Le rapport du 26 mai 1826 est certes une description très réaliste de la situation déplorable de l’hygiène des jeunes élèves. Il n’en laisse pas moins sourdre tout le dégoût d’Itard pour les femmes, la terreur que celui-ci éprouve devant les manifestations de leur désir au point de considérer que, pour une sourde, le handicap auditif serait plutôt un bienfait dans la mesure où il retarderait l’éclosion du désir sexuel. Le vocabulaire médical « objectif » pudibond (Itard s’adresse tout de même aux honorables membres du Conseil d’administration) cache mal la passion qui traverse ce texte.

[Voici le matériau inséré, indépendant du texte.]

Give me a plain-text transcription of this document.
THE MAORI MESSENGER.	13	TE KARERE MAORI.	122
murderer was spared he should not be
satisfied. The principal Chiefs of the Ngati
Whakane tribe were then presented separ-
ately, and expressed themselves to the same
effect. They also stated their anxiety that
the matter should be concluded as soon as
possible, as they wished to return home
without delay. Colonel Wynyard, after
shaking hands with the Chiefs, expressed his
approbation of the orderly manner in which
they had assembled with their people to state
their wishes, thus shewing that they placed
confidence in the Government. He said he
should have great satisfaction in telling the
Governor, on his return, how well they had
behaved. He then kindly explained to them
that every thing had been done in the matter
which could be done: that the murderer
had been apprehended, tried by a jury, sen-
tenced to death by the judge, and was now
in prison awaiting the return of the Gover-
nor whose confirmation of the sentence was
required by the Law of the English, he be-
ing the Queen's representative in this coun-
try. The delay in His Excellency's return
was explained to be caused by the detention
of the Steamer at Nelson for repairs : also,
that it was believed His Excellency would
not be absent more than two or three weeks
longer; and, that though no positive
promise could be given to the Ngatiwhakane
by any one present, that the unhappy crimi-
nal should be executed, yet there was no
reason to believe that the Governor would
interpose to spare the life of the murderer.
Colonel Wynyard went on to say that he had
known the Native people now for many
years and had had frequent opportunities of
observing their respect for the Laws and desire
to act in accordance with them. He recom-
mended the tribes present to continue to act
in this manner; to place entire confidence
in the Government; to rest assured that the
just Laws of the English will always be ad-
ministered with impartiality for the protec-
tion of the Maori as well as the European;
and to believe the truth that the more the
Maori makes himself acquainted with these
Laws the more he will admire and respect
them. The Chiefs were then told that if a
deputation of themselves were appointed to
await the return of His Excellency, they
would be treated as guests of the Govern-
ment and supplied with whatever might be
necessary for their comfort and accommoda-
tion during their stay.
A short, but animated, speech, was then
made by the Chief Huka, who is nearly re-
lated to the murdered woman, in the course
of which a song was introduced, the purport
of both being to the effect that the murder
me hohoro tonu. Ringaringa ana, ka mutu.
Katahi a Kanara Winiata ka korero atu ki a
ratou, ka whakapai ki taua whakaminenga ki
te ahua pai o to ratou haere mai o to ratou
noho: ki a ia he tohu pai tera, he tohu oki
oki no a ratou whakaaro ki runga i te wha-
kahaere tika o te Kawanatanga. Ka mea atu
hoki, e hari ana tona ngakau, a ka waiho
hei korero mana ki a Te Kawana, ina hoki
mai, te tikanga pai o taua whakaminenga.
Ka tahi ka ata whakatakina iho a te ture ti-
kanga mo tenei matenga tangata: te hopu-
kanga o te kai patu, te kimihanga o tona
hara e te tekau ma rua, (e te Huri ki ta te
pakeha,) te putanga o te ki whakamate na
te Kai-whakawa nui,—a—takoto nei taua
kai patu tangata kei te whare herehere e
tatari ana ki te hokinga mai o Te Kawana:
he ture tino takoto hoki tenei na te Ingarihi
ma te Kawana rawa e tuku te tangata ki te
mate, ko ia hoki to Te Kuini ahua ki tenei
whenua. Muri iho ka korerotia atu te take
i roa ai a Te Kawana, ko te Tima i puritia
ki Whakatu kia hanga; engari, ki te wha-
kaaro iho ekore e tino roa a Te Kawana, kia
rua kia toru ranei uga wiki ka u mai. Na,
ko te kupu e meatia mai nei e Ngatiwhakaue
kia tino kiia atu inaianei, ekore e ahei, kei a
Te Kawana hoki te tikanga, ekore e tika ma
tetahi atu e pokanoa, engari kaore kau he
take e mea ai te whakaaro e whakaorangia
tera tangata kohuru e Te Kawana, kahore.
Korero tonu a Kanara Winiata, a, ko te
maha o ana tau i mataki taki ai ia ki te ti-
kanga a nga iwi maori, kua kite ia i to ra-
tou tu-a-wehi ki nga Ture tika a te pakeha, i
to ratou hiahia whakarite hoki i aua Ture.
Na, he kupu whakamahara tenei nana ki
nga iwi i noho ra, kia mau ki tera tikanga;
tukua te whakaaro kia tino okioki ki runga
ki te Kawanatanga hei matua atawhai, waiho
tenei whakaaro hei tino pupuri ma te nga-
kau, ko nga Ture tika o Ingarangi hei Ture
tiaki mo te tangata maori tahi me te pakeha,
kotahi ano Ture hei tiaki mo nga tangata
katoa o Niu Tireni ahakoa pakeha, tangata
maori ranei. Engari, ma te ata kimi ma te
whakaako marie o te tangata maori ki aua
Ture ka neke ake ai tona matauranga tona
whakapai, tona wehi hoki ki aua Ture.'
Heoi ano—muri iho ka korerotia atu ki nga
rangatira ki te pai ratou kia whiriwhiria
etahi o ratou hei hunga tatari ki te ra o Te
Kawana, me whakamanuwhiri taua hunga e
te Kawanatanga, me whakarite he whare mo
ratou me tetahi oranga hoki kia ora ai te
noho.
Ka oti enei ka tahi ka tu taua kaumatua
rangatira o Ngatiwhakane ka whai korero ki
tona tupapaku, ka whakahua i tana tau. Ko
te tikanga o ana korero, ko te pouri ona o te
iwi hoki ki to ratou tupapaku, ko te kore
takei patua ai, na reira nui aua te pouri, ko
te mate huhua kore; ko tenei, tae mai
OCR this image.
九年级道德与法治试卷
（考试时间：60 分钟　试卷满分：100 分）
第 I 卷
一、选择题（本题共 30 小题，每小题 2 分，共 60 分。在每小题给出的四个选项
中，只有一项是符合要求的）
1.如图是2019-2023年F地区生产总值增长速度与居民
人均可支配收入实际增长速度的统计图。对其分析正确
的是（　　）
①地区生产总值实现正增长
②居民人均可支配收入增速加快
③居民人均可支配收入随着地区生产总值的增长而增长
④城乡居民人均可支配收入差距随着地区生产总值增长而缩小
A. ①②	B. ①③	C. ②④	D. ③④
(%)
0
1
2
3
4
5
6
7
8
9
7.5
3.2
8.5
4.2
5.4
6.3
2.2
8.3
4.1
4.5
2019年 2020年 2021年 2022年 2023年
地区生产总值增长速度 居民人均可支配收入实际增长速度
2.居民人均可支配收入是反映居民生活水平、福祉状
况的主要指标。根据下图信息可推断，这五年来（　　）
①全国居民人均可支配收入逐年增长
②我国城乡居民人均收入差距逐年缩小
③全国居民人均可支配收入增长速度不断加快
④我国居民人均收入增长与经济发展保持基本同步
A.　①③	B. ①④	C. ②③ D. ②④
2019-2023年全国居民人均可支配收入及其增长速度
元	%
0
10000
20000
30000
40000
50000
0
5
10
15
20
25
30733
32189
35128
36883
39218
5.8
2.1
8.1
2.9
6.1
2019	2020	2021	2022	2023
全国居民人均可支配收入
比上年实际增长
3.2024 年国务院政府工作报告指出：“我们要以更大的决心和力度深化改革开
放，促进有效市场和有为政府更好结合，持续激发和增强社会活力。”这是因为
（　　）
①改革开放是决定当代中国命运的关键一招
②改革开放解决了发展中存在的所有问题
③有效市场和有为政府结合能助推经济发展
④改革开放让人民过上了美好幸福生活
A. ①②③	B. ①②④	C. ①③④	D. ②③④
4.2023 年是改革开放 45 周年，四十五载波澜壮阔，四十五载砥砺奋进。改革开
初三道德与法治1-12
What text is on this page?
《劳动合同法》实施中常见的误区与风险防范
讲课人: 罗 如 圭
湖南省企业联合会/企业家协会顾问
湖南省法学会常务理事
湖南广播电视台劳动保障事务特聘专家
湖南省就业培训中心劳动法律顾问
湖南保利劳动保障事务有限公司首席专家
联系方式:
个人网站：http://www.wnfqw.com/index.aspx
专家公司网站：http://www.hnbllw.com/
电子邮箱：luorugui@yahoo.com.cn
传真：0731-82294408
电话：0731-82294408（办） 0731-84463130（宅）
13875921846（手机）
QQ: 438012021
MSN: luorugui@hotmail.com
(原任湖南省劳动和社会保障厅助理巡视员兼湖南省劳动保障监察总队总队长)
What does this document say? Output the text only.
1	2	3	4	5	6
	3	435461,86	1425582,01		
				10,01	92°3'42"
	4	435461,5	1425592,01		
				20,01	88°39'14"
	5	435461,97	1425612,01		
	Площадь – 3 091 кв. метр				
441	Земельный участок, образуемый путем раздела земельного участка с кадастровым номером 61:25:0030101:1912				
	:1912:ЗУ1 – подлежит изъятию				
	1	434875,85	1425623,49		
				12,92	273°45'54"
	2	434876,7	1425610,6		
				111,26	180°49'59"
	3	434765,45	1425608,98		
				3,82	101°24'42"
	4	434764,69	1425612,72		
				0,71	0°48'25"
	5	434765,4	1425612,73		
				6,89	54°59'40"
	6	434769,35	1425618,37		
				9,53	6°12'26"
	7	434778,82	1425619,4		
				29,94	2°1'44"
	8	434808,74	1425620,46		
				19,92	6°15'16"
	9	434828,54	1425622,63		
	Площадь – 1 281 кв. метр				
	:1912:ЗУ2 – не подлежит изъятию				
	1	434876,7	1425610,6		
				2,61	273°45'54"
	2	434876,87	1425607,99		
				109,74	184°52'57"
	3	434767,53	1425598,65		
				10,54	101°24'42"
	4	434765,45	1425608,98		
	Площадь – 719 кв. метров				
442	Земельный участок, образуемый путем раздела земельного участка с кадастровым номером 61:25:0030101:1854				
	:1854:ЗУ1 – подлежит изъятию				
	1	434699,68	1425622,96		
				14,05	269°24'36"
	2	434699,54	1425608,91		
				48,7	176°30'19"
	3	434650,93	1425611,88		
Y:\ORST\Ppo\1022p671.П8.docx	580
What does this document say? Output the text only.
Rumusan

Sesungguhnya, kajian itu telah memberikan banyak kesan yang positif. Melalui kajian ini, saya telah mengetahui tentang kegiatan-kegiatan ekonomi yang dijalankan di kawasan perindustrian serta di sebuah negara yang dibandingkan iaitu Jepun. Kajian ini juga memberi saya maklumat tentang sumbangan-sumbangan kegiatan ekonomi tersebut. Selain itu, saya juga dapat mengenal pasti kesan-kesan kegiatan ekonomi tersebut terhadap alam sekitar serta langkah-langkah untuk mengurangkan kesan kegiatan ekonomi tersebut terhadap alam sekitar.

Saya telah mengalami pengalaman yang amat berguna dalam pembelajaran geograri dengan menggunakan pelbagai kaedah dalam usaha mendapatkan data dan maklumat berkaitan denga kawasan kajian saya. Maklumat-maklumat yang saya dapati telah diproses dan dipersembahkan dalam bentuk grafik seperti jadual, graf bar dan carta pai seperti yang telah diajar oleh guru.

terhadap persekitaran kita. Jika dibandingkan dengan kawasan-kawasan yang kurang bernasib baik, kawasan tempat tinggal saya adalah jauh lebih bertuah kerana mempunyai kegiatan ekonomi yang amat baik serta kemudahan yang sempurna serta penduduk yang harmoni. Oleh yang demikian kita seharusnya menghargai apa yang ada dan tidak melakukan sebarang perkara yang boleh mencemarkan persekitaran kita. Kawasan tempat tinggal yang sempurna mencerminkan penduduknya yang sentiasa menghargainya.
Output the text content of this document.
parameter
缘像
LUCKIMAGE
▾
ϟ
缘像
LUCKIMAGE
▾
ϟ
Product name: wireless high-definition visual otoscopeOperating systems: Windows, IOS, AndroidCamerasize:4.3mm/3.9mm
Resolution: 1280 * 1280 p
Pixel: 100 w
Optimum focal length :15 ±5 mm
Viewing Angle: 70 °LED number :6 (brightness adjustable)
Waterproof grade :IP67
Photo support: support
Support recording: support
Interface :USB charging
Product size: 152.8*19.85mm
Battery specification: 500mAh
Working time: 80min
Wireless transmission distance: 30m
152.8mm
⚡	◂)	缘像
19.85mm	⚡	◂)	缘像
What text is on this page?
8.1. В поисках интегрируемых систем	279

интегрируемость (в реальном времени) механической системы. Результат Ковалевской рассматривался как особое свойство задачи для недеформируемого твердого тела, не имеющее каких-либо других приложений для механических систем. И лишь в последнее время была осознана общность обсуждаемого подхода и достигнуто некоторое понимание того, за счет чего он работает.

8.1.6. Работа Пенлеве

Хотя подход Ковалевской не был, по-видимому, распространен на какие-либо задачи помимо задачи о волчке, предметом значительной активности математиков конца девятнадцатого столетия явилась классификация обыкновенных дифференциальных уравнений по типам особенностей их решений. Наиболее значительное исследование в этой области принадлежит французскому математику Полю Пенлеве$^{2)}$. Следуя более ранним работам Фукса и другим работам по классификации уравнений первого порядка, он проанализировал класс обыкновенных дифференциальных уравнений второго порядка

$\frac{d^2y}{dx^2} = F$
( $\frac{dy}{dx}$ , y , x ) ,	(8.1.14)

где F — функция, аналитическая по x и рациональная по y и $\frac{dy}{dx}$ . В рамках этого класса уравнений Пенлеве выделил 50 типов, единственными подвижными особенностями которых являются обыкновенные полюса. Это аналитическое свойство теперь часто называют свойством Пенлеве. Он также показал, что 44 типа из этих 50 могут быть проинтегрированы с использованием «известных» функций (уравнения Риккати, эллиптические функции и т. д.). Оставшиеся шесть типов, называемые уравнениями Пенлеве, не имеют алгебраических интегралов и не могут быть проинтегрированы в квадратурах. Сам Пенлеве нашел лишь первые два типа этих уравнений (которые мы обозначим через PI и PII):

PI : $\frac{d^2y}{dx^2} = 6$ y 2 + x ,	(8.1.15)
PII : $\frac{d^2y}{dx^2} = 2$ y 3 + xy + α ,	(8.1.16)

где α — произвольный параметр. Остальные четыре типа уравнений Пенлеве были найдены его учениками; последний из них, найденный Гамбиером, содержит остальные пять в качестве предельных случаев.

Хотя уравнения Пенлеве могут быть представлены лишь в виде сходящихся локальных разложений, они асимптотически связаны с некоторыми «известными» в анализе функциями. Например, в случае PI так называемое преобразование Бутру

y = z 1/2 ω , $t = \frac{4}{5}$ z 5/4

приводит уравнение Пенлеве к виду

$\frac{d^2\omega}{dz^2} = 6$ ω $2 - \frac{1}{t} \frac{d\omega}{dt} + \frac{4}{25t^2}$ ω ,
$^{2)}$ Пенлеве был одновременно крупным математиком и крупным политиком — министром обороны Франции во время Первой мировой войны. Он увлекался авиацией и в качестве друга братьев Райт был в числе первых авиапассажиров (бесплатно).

Terminons par le repérage succinct de quelques lignes de forces idéologies. En premier lieu, la croyance en la toute puissance du personnel sur leurs élèves – croyance sans cesse démentie par les faits (tel jeune sourd est surpris alors qu’il avait pénétré dans les locaux des sourdes pour un rendez-vous galant ; telle jeune fille est renvoyée pour immoralité, telle autre pour ses actes délictueux, etc.). En second lieu, cette idée que le désir ne peut venir que du « dehors ». Ce désir qu’on traque ne qu’être secondaire à des récits ou à des lectures stimulant l’imagination ou à certaines maladies irritant les organes – jamais il n’est perçu comme inhérent à l’être. À l’opposé d’un Freud qui décrira les enfants comme des « pervers polymorphes », Itard prend le contre-pied du mythe tenace du sourd – sauvage – bestial – immoral- à civiliser, pour lui substituer la vision angélique du sourd innocent, préservé du vice par son infirmité. On notera, au passage, enfin, l’importance accordée par Itard, comme par ses contemporains, à l’air pur comme adjuvant de l’hygiène somatique et mentale.
Ce rapport, cela va sans dire, fut suivi de peu d’effets. Il en faudra beaucoup d’autres pour que de substantielles modifications interviennent dans le mode de vie des élèves.